A statistical report is usually in lieu of ethical considerations, because the data is presented with full confidentiality and transparency. Unfortunately, it is possible for a discrepancy to appear in the collection of the data. Thankfully, however, the BLS provides several helpful documents and information on their website. Those documents detail how the surveys are sent out to the public, how the information is collected and catalogued, and what happens when the BLS receives the full data. The Census Bureau provides a full transparent policy, and they make everything completely available to the public.
Given that no names or personal information is included in the report, that ethical implication is negligible. Notwithstanding, there is still the ethical conundrum associated with the release of the data. To combat this, the BLS provides the exact numbers provided by the surveys before they were entered into any algorithm or processing system. This helps quell the idea that the numbers might be misinterpreted or fabricated in some way.
The BLS openly says that their reports are mainly targeting economists, active voters, business leaders, jobseekers, investors, students, and teachers. Because of that target audience, many data tables are used in the report to help organize the data and make it more accessible. The data can be confusing to understand at face value, so the tables added as addendum’s to the report allow for a clearer understanding of how the findings were made and analyzed. People working in the economic and investment fields will ultimately benefit from statistical tables.

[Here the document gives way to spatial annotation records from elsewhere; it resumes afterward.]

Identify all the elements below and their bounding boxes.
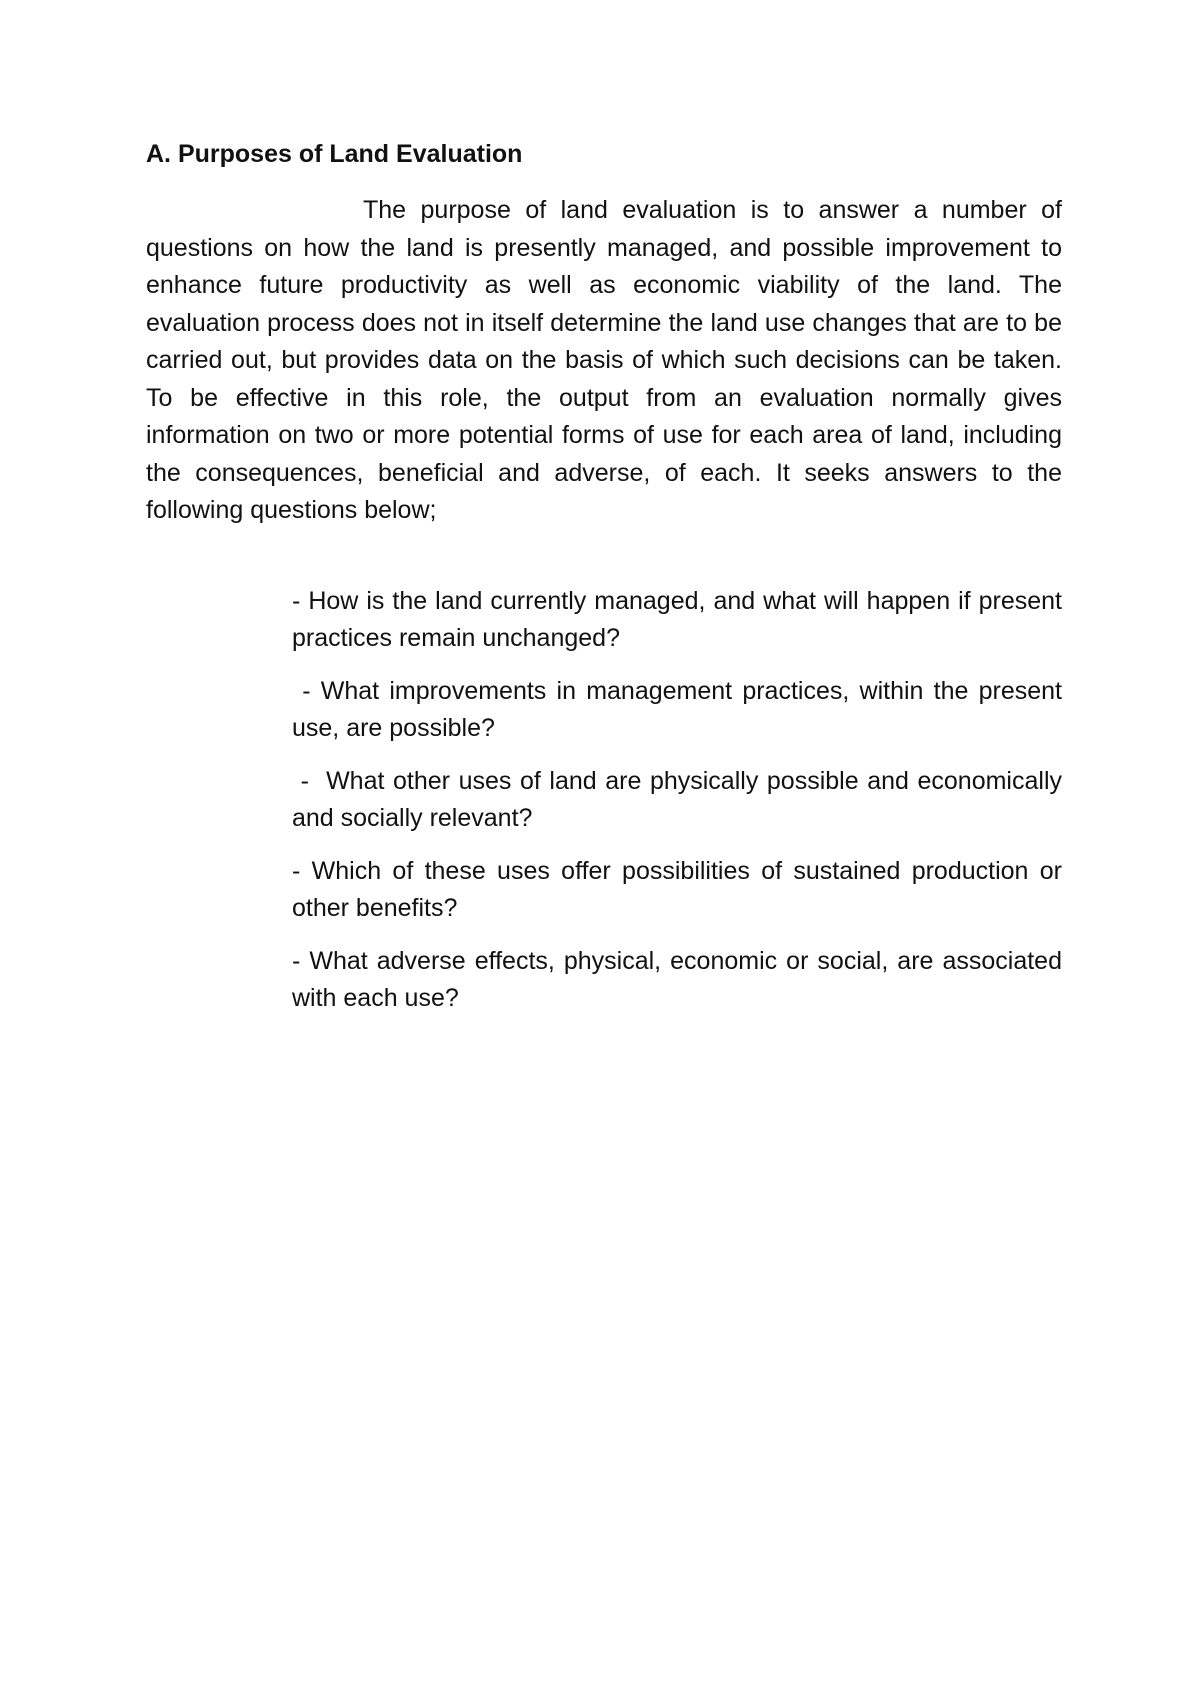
question-item: - What adverse effects, physical, economic or social, are associated with each use? bbox=[292, 947, 1069, 1012]
question-item: - How is the land currently managed, and what will happen if present practices remain unchanged? bbox=[292, 587, 1069, 652]
question-item: - What other uses of land are physically possible and economically and socially relevant? bbox=[292, 767, 1069, 832]
question-list bbox=[292, 583, 1069, 1033]
intro-paragraph: The purpose of land evaluation is to answer a number of questions on how the land is presently managed, and possible improvement to enhance future productivity as well as economic viability of the land. The evaluation process does not in itself determine the land use changes that are to be carried out, but provides data on the basis of which such decisions can be taken. To be effective in this role, the output from an evaluation normally gives information on two or more potential forms of use for each area of land, including the consequences, beneficial and adverse, of each. It seeks answers to the following questions below; bbox=[146, 196, 1062, 524]
section-heading: A. Purposes of Land Evaluation bbox=[146, 140, 523, 168]
question-item: - Which of these uses offer possibilities of sustained production or other benefits? bbox=[292, 857, 1069, 922]
question-item: - What improvements in management practices, within the present use, are possible? bbox=[292, 677, 1069, 742]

Changes that could be made to the report are few. The ethical side of the report is sound in its principles and implementation. Data tables are used efficiently. The only change that makes the most sense is providing a more concrete understanding of the workers behind the report. Even though the report says that more than half of the workers are economists and statisticians, the audience is unaware of the exact expertise. Ultimately, this would help increase the credibility of the data to a much higher level. In the report, it already states that the BLS believes the findings to be 90% accurate, and this can be verified once we know the exact expertise of the workers behind that accuracy.

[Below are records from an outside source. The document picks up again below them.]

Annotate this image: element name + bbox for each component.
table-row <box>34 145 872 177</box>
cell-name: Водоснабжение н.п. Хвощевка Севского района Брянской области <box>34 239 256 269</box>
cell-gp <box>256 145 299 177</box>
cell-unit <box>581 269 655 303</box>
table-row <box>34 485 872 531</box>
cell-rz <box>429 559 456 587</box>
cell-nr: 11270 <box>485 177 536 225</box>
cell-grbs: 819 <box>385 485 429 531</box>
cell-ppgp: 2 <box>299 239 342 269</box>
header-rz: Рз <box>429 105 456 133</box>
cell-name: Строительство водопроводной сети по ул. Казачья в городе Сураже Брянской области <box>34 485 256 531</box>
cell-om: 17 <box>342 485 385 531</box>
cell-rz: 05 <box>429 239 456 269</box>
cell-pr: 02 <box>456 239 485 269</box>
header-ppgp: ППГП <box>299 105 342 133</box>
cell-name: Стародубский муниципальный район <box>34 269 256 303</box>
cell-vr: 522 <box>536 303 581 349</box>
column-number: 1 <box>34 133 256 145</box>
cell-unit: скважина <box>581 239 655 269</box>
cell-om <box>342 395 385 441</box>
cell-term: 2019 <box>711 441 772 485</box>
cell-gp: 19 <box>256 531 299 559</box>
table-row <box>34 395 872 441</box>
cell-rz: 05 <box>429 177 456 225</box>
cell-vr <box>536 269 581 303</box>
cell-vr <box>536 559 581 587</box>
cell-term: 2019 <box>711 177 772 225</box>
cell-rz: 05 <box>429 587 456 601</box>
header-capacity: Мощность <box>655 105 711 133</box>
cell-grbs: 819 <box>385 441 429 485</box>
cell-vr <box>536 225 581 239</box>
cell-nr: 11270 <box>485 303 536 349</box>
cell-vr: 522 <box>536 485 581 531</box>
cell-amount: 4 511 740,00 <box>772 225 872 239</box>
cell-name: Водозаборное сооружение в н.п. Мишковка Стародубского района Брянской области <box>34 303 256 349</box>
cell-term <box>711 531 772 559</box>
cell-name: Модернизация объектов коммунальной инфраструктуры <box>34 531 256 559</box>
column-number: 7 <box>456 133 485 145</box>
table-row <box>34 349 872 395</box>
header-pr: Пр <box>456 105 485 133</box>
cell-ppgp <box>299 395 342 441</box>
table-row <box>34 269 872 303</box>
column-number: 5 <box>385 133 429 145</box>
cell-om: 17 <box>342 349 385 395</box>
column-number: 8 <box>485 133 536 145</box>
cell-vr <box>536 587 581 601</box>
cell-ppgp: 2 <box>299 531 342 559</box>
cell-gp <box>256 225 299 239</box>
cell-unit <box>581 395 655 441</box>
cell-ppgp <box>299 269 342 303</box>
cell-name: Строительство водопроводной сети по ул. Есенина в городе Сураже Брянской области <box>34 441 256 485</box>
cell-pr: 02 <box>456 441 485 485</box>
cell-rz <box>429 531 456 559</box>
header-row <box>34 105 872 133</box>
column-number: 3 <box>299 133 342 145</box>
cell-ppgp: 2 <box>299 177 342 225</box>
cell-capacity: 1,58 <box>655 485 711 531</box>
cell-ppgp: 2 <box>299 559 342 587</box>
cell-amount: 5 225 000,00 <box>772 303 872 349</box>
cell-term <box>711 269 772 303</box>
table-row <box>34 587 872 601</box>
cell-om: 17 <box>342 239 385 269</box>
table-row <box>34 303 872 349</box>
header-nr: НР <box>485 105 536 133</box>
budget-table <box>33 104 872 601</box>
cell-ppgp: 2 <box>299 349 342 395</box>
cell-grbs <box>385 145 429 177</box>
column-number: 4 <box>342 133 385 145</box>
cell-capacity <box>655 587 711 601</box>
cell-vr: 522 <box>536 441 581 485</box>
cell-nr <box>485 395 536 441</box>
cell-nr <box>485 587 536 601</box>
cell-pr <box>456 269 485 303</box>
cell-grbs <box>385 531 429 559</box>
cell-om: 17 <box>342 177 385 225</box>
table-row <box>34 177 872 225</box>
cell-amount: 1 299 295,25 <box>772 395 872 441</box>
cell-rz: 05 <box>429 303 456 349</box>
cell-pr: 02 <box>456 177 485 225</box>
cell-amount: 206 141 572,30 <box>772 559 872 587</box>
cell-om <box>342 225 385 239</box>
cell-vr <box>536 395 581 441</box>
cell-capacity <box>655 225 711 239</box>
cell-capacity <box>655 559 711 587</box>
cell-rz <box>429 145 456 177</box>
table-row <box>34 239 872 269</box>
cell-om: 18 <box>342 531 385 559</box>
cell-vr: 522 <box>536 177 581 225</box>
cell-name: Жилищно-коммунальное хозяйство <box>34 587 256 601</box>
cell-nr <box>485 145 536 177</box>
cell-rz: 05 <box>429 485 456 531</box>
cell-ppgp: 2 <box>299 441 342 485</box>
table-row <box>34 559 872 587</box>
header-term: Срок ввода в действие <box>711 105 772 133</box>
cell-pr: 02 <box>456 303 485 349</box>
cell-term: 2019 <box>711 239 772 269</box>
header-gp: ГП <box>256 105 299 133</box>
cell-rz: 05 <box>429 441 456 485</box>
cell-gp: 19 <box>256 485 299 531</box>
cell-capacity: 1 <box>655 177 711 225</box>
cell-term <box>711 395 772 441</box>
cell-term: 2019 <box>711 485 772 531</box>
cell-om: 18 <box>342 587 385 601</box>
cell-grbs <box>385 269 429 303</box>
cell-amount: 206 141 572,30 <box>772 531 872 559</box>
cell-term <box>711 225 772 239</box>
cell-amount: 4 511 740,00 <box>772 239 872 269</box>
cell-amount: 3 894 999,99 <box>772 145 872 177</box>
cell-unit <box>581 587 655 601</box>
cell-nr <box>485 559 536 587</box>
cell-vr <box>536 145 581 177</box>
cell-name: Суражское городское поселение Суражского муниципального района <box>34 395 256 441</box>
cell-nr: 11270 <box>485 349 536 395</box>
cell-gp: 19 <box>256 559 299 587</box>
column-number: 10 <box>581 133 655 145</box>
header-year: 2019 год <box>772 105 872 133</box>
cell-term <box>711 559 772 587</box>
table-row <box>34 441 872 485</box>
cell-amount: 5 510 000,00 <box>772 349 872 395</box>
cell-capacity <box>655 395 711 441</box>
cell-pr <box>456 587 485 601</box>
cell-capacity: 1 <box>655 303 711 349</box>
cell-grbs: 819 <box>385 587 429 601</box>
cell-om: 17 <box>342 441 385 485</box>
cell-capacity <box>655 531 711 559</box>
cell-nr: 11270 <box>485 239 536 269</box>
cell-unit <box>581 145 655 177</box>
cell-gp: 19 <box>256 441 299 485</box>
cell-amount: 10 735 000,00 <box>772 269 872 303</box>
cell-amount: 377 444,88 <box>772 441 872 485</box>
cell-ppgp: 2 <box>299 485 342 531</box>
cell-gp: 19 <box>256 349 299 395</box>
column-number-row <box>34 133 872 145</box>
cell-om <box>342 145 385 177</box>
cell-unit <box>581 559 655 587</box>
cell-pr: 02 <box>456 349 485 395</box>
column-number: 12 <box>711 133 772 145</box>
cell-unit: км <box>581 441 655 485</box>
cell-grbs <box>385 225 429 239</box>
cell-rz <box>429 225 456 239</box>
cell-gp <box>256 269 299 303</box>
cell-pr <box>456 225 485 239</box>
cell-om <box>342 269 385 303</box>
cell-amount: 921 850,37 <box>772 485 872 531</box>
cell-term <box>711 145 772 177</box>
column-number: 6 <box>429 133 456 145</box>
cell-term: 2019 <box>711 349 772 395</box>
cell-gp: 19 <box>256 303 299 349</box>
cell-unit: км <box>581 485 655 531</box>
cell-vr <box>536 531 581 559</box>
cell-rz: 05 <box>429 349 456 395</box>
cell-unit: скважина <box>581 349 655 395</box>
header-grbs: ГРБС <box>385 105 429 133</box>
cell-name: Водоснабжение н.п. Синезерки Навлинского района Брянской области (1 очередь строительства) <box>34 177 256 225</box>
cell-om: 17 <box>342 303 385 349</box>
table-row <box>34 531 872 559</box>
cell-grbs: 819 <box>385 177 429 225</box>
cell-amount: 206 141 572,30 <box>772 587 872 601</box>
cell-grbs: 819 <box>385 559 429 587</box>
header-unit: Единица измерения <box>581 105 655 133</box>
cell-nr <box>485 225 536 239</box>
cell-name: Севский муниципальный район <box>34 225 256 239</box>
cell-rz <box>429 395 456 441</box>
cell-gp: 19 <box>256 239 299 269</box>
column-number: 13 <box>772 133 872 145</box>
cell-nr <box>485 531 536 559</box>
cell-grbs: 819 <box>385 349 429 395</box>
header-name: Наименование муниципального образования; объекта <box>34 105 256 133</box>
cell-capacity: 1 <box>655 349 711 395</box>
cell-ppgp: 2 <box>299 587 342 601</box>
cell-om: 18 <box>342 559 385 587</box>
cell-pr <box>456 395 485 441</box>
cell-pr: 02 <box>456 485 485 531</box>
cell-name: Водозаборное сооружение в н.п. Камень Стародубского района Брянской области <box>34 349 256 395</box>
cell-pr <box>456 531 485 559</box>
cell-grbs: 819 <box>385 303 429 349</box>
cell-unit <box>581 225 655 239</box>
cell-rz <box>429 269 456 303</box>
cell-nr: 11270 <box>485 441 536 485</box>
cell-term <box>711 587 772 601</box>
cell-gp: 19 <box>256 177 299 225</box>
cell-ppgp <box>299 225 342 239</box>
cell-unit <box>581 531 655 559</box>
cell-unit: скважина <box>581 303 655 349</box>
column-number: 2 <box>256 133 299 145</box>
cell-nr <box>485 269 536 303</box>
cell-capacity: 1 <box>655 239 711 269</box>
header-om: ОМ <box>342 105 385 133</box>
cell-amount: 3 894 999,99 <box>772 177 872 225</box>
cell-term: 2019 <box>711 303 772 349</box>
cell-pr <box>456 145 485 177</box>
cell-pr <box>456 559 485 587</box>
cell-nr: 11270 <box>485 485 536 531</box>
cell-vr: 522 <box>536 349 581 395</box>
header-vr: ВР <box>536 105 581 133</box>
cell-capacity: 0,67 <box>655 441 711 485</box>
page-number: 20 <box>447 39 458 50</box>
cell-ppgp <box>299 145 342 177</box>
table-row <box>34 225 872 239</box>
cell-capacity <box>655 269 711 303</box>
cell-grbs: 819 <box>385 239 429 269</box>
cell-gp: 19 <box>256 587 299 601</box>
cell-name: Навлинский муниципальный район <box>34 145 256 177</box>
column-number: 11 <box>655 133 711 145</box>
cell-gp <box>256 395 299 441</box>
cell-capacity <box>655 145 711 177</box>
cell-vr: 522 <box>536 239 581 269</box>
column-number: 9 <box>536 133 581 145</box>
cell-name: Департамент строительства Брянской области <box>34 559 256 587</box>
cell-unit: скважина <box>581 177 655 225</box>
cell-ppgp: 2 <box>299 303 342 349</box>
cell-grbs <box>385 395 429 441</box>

A report that contains statistical data will usually not suffer from the same implications of an opinionated report. In the case of the Bureau of Labor Statistics report on minimum wage in 2019, this holds a modicum of truth. The report is credible to a degree but could use more verification of worker expertise. Accuracy is approximated to be about 90% in findings, but the report does a good job of pinpointing why the numbers might be slightly errored. The only ethical implications are centered around the data collection process, but the BLS provides full documentation and clarity on the entire process, including the numbers that were gathered before being analyzed. Included visual aids are supplemental, reinforcing, and arguably essential to the report. This annual report fulfills every necessary principle required to make a report to the public as best as possible in terms of accuracy, credibility, and ethics.